Estas líneas quisieran ser un grito-llamada como los que se suelen lanzar ante la proximidad de una catástrofe, que oscila entre lo casi-fatal y lo todavía-evitable.
En diciembre 1973 pasé la Navidad en Santiago de Chile. A escasos meses del golpe militar de Pinochet y en medio de los nubarrones de la represión. Como Secretario General del Episcopado Venezolano quería tener información de primera mano y elementos indispensables para un juicio ponderado de una situación que interesaba e interpelaba más allá de sus fronteras. Entre mis entrevistados figuró el Cardenal Raúl Silva Henríquez, Arzobispo de Santiago, quien habría de jugar un papel muy importante en la defensa de los Derechos Humanos durante la dictadura militar El colapso y posterior eliminación del régimen de Allende no fueron nada sorpresivos. Factor decisivo en ello lo constituyeron también sus contradicciones internas y las patentes conspiraciones ad intra de radicales socialistas. Se alimentó así una intolerante política de extrema confrontación. El Arzobispo –me lo dijo con tristeza- trató de mediar en medio de la tormenta para impedir el derrumbe, esperando contra toda esperanza. Pero fue un predicar en el desierto. Las pasiones terminaron en trágica ruptura. Lo demás es historia conocida.
En julio del ’79 estuve en Nicaragua, también como Secretario de la CEV – signo reiterado, desde aquel entonces, del interés solidario de nuestra Iglesia por la libertad y desarrollo de pueblos hermanos- para observar la implantación oficial del sandinismo a raíz de la caída de Somoza. Entusiasmo popular, enormes ilusiones en la gran mayoría, sólido apoyo nacional. Sólo la incautación de los bienes de los Somoza (un 40% de la economía) podía desde ya proveer de muy buenos recursos al nuevo régimen. Pensé, como muchos, que el gobierno emergente tenía en las manos, desde el inicio, lo suficiente para un resurgimiento del país, en paz y unidad. ¿Qué pasó? La estrecha ideología privó sobre la realidad, la secta sobre la reconciliación, la exclusión sobre la unidad. Tiempo y recursos se comenzaron a malbaratar en beligerancia. Lo demás es historia conocida.
Diciembre 1998 fue para Venezuela conjugación de esperanzas. Todo estaba dado para escribir una nueva etapa del país en pluralismo armónico, que permitiese una alta puntuación en la solución de los problemas, llevando adelante una robusta construcción del país en justicia y libertad. Lo demás es historia conocida.
Ante los resultados del 7-0 y la proclamada decisión de profundizar en el socialismo (a la marxista, tipo castrocubano) en un país que se desbarata física y socialmente por los cuatro costados y al cual se le quiere aplicar ortodoxamente un anacrónico proyecto ideológico-político, cabe preguntar: ¿Es aún posible evitar la confrontación que lleve a la tragedia, no propiamente de índole bélica, pero sí de postración material y espiritual del país?

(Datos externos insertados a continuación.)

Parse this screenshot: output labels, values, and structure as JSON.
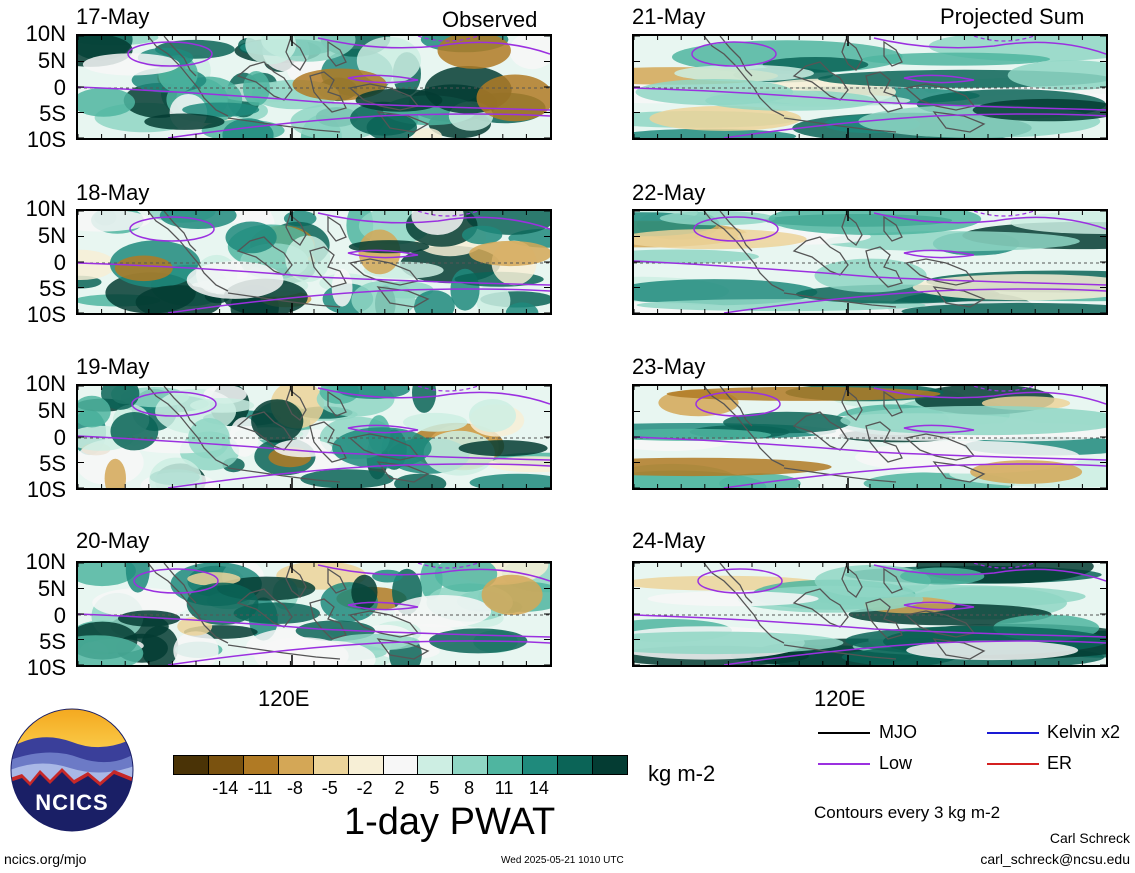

¿Predico en el desierto cuando digo: hay tiempo todavía para evitar una radicalización que impida la re-unión nacional y empuje a los venezolanos a una “guerra fría” interna de terribles consecuencias?
La historia es desgraciadamente rica en ejemplos de lo que se hubiese podido y debido hacer y no se hizo. ¿Hay todavía tiempo, en medio de la natural conflictividad del disenso, para la sensatez, el diálogo, la búsqueda de acuerdos, que beneficien a todos y permitan al país crecer como un pueblo pacífico, solidario, fraterno?
Yo ruego a Dios por un futuro justo, luminoso, feliz, para Venezuela. Pero con el mazo dando, grito un SOS. El Gobierno, el PSUV y su Líder tienen una fundamental decisión sobre ese futuro de Venezuela; no malgasten esta oportunidad histórica. Y ya que se habla tanto de Bolívar, recuérdese su Ultima Proclama en favor de la unión.